Turkey's deal with EU for Syrian refugees not functioning properly, AK Party Spox. Çelik says

Published 02.10.2019 18:47
Updated 03.10.2019 16:57
Turkey's deal with EU for Syrian refugees not functioning properly, AK Party Spox. Çelik says

Turkey's deal with the European Union for Syrian refugees is not functioning the way it should be, the Justice and Development Party (AK Party) Spokesperson Ömer Çelik said Wednesday.

"We are committed to the principle of non-refoulement," Çelik said, reiterating that the Syrian refugees can only be sent back after their safety is guaranteed.

The spokesman also slammed some EU officials who were allegedly discussing additional financial aid to Turkey, accusing them of resorting to "politics of bribery."

Çelik said some groups in the EU were acting like Turkey was trying to change the demographics of the region, but this was "a complete lie".

"It is terror groups that are disrupting the demographics.Turkey is not any country's depository for humans," he said, underscoring that it was the EU who was not complying with the migrant deal.

To reduce the number of illegal migrants on the dangerous Aegean Sea route, Turkey and the EU signed an agreement in 2016. The deal stipulated that Greece send migrants held on its Aegean islands back to Turkey. In return, Turkey was to send Syrian migrants it hosted to various European Union countries.

EU countries have been discussing this issue for two years; however, no concrete steps have been taken.
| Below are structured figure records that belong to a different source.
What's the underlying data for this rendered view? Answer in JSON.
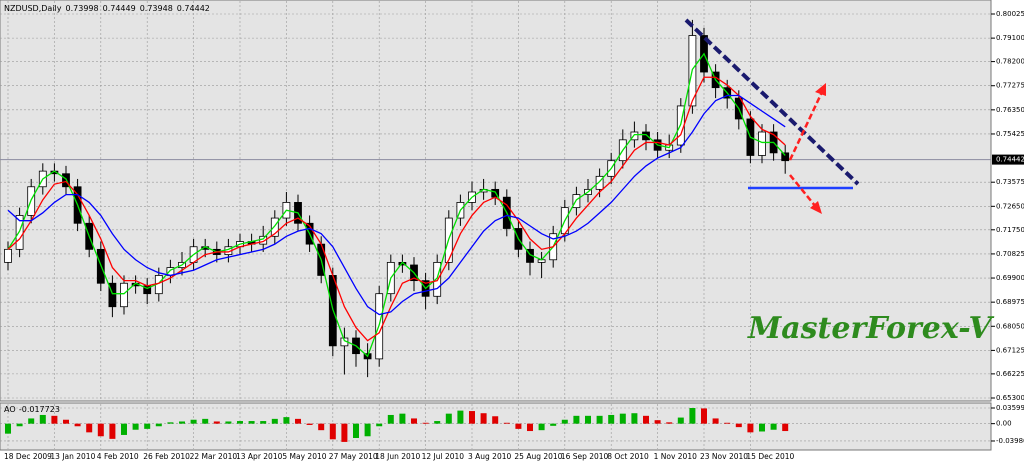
{
  "watermark": "MasterForex-V",
  "chart_data": [
    {
      "type": "candlestick",
      "title": "NZDUSD,Daily",
      "ohlc_header": [
        0.73998,
        0.74449,
        0.73948,
        0.74442
      ],
      "categories": [
        "18 Dec 2009",
        null,
        null,
        null,
        "13 Jan 2010",
        null,
        null,
        null,
        "4 Feb 2010",
        null,
        null,
        null,
        "26 Feb 2010",
        null,
        null,
        null,
        "22 Mar 2010",
        null,
        null,
        null,
        "13 Apr 2010",
        null,
        null,
        null,
        "5 May 2010",
        null,
        null,
        null,
        "27 May 2010",
        null,
        null,
        null,
        "18 Jun 2010",
        null,
        null,
        null,
        "12 Jul 2010",
        null,
        null,
        null,
        "3 Aug 2010",
        null,
        null,
        null,
        "25 Aug 2010",
        null,
        null,
        null,
        "16 Sep 2010",
        null,
        null,
        null,
        "8 Oct 2010",
        null,
        null,
        null,
        "1 Nov 2010",
        null,
        null,
        null,
        "23 Nov 2010",
        null,
        null,
        null,
        "15 Dec 2010",
        null,
        null,
        null
      ],
      "candles": [
        [
          0.705,
          0.713,
          0.702,
          0.71
        ],
        [
          0.71,
          0.726,
          0.707,
          0.723
        ],
        [
          0.723,
          0.737,
          0.72,
          0.734
        ],
        [
          0.734,
          0.743,
          0.731,
          0.74
        ],
        [
          0.74,
          0.743,
          0.736,
          0.739
        ],
        [
          0.739,
          0.742,
          0.731,
          0.734
        ],
        [
          0.734,
          0.737,
          0.717,
          0.72
        ],
        [
          0.72,
          0.723,
          0.707,
          0.71
        ],
        [
          0.71,
          0.713,
          0.694,
          0.697
        ],
        [
          0.697,
          0.7,
          0.684,
          0.688
        ],
        [
          0.688,
          0.7,
          0.685,
          0.697
        ],
        [
          0.697,
          0.7,
          0.693,
          0.696
        ],
        [
          0.696,
          0.699,
          0.689,
          0.693
        ],
        [
          0.693,
          0.703,
          0.69,
          0.7
        ],
        [
          0.7,
          0.706,
          0.697,
          0.703
        ],
        [
          0.703,
          0.709,
          0.7,
          0.705
        ],
        [
          0.705,
          0.714,
          0.702,
          0.711
        ],
        [
          0.711,
          0.714,
          0.707,
          0.71
        ],
        [
          0.71,
          0.713,
          0.705,
          0.708
        ],
        [
          0.708,
          0.714,
          0.705,
          0.711
        ],
        [
          0.711,
          0.716,
          0.708,
          0.713
        ],
        [
          0.713,
          0.716,
          0.709,
          0.712
        ],
        [
          0.712,
          0.719,
          0.709,
          0.715
        ],
        [
          0.715,
          0.725,
          0.712,
          0.722
        ],
        [
          0.722,
          0.732,
          0.719,
          0.728
        ],
        [
          0.728,
          0.731,
          0.717,
          0.72
        ],
        [
          0.72,
          0.723,
          0.709,
          0.712
        ],
        [
          0.712,
          0.715,
          0.697,
          0.7
        ],
        [
          0.7,
          0.703,
          0.669,
          0.673
        ],
        [
          0.673,
          0.68,
          0.662,
          0.676
        ],
        [
          0.676,
          0.679,
          0.665,
          0.67
        ],
        [
          0.67,
          0.674,
          0.661,
          0.668
        ],
        [
          0.668,
          0.696,
          0.665,
          0.693
        ],
        [
          0.693,
          0.708,
          0.69,
          0.705
        ],
        [
          0.705,
          0.708,
          0.701,
          0.704
        ],
        [
          0.704,
          0.707,
          0.694,
          0.698
        ],
        [
          0.698,
          0.701,
          0.687,
          0.692
        ],
        [
          0.692,
          0.708,
          0.689,
          0.705
        ],
        [
          0.705,
          0.725,
          0.702,
          0.722
        ],
        [
          0.722,
          0.731,
          0.719,
          0.728
        ],
        [
          0.728,
          0.736,
          0.725,
          0.732
        ],
        [
          0.732,
          0.737,
          0.729,
          0.733
        ],
        [
          0.733,
          0.736,
          0.727,
          0.73
        ],
        [
          0.73,
          0.733,
          0.715,
          0.718
        ],
        [
          0.718,
          0.721,
          0.707,
          0.71
        ],
        [
          0.71,
          0.713,
          0.7,
          0.705
        ],
        [
          0.705,
          0.709,
          0.699,
          0.706
        ],
        [
          0.706,
          0.719,
          0.703,
          0.716
        ],
        [
          0.716,
          0.729,
          0.713,
          0.726
        ],
        [
          0.726,
          0.734,
          0.723,
          0.731
        ],
        [
          0.731,
          0.737,
          0.728,
          0.733
        ],
        [
          0.733,
          0.741,
          0.73,
          0.738
        ],
        [
          0.738,
          0.747,
          0.735,
          0.744
        ],
        [
          0.744,
          0.756,
          0.741,
          0.752
        ],
        [
          0.752,
          0.759,
          0.749,
          0.755
        ],
        [
          0.755,
          0.758,
          0.748,
          0.752
        ],
        [
          0.752,
          0.755,
          0.745,
          0.748
        ],
        [
          0.748,
          0.754,
          0.745,
          0.75
        ],
        [
          0.75,
          0.768,
          0.747,
          0.765
        ],
        [
          0.765,
          0.798,
          0.762,
          0.792
        ],
        [
          0.792,
          0.795,
          0.774,
          0.778
        ],
        [
          0.778,
          0.781,
          0.768,
          0.772
        ],
        [
          0.772,
          0.775,
          0.764,
          0.768
        ],
        [
          0.768,
          0.771,
          0.756,
          0.76
        ],
        [
          0.76,
          0.763,
          0.743,
          0.746
        ],
        [
          0.746,
          0.758,
          0.743,
          0.755
        ],
        [
          0.755,
          0.758,
          0.744,
          0.747
        ],
        [
          0.747,
          0.75,
          0.739,
          0.744
        ]
      ],
      "series": [
        {
          "color": "#00e000",
          "values": [
            0.71,
            0.717,
            0.729,
            0.737,
            0.74,
            0.737,
            0.727,
            0.715,
            0.704,
            0.693,
            0.693,
            0.697,
            0.695,
            0.697,
            0.702,
            0.704,
            0.708,
            0.711,
            0.709,
            0.71,
            0.712,
            0.713,
            0.714,
            0.719,
            0.725,
            0.724,
            0.716,
            0.706,
            0.687,
            0.675,
            0.673,
            0.669,
            0.681,
            0.699,
            0.705,
            0.701,
            0.695,
            0.699,
            0.714,
            0.725,
            0.73,
            0.733,
            0.732,
            0.724,
            0.714,
            0.708,
            0.706,
            0.711,
            0.721,
            0.729,
            0.732,
            0.736,
            0.741,
            0.748,
            0.754,
            0.754,
            0.75,
            0.749,
            0.758,
            0.779,
            0.785,
            0.775,
            0.77,
            0.764,
            0.753,
            0.751,
            0.751,
            0.746
          ]
        },
        {
          "color": "#ff0000",
          "values": [
            0.71,
            0.714,
            0.721,
            0.729,
            0.735,
            0.736,
            0.731,
            0.723,
            0.714,
            0.703,
            0.698,
            0.698,
            0.696,
            0.697,
            0.699,
            0.702,
            0.705,
            0.708,
            0.709,
            0.709,
            0.711,
            0.712,
            0.713,
            0.716,
            0.72,
            0.722,
            0.719,
            0.712,
            0.7,
            0.688,
            0.68,
            0.675,
            0.678,
            0.688,
            0.697,
            0.699,
            0.697,
            0.698,
            0.706,
            0.716,
            0.723,
            0.728,
            0.73,
            0.727,
            0.721,
            0.714,
            0.71,
            0.711,
            0.716,
            0.722,
            0.727,
            0.732,
            0.736,
            0.742,
            0.748,
            0.751,
            0.751,
            0.75,
            0.754,
            0.767,
            0.776,
            0.776,
            0.773,
            0.769,
            0.761,
            0.756,
            0.754,
            0.75
          ]
        },
        {
          "color": "#0000ff",
          "values": [
            0.725,
            0.721,
            0.721,
            0.724,
            0.728,
            0.731,
            0.731,
            0.728,
            0.723,
            0.716,
            0.71,
            0.706,
            0.703,
            0.701,
            0.7,
            0.701,
            0.702,
            0.704,
            0.706,
            0.707,
            0.708,
            0.709,
            0.71,
            0.712,
            0.715,
            0.717,
            0.718,
            0.716,
            0.711,
            0.703,
            0.695,
            0.688,
            0.685,
            0.686,
            0.69,
            0.693,
            0.694,
            0.695,
            0.699,
            0.705,
            0.711,
            0.717,
            0.721,
            0.723,
            0.722,
            0.719,
            0.716,
            0.714,
            0.715,
            0.717,
            0.72,
            0.724,
            0.728,
            0.733,
            0.738,
            0.742,
            0.745,
            0.747,
            0.749,
            0.755,
            0.762,
            0.767,
            0.769,
            0.769,
            0.766,
            0.763,
            0.76,
            0.757
          ]
        }
      ],
      "ylim": [
        0.65223,
        0.80562
      ],
      "yticks": [
        0.80025,
        {
          "value": 0.791,
          "label": "0.79100"
        },
        {
          "value": 0.782,
          "label": "0.78200"
        },
        0.77275,
        {
          "value": 0.7635,
          "label": "0.76350"
        },
        0.75425,
        0.73575,
        {
          "value": 0.7265,
          "label": "0.72650"
        },
        {
          "value": 0.7175,
          "label": "0.71750"
        },
        0.70825,
        {
          "value": 0.699,
          "label": "0.69900"
        },
        0.68975,
        {
          "value": 0.6805,
          "label": "0.68050"
        },
        0.67125,
        0.66225,
        {
          "value": 0.653,
          "label": "0.65300"
        }
      ],
      "current_price": 0.74442,
      "grid": true,
      "up_color": "#ffffff",
      "down_color": "#000000"
    },
    {
      "type": "histogram",
      "title": "AO",
      "current_value": -0.017723,
      "values": [
        -0.023,
        -0.006,
        0.012,
        0.02,
        0.018,
        0.009,
        -0.006,
        -0.02,
        -0.029,
        -0.035,
        -0.026,
        -0.014,
        -0.012,
        -0.006,
        0.003,
        0.005,
        0.009,
        0.011,
        0.005,
        0.005,
        0.006,
        0.006,
        0.006,
        0.011,
        0.015,
        0.011,
        -0.003,
        -0.015,
        -0.036,
        -0.042,
        -0.033,
        -0.029,
        -0.006,
        0.02,
        0.023,
        0.012,
        0.002,
        0.006,
        0.023,
        0.03,
        0.029,
        0.024,
        0.017,
        0.002,
        -0.012,
        -0.017,
        -0.015,
        -0.005,
        0.009,
        0.018,
        0.018,
        0.018,
        0.02,
        0.023,
        0.024,
        0.018,
        0.008,
        0.003,
        0.014,
        0.036,
        0.035,
        0.012,
        0.002,
        -0.008,
        -0.02,
        -0.018,
        -0.014,
        -0.017
      ],
      "ylim": [
        -0.0606,
        0.0475
      ],
      "yticks": [
        0.035999,
        {
          "value": 0,
          "label": "0.00"
        },
        -0.03986
      ],
      "grid": true,
      "up_color": "#00b000",
      "down_color": "#e00000"
    }
  ]
}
Turkish politicians and officials frequently warn the international community that a further humanitarian disaster could take place with the ongoing war and that a sustainable solution has to be found for the new refugees as well as those already living in bad conditions.

Out of the promised funds of 6 billion euros ($6.62 billion), over 5.6 billion euros have been allocated, 3.5 billion euros contracted and over 2.4 billion euros have already been disbursed, with over 80 projects already rolled out.

Turkey has been hosting the largest number of refugees worldwide for the fifth consecutive year with almost 3.6 million people, most of them refugees that fled from the Syrian civil war. The war has left hundreds of thousands displaced, injured or even dead.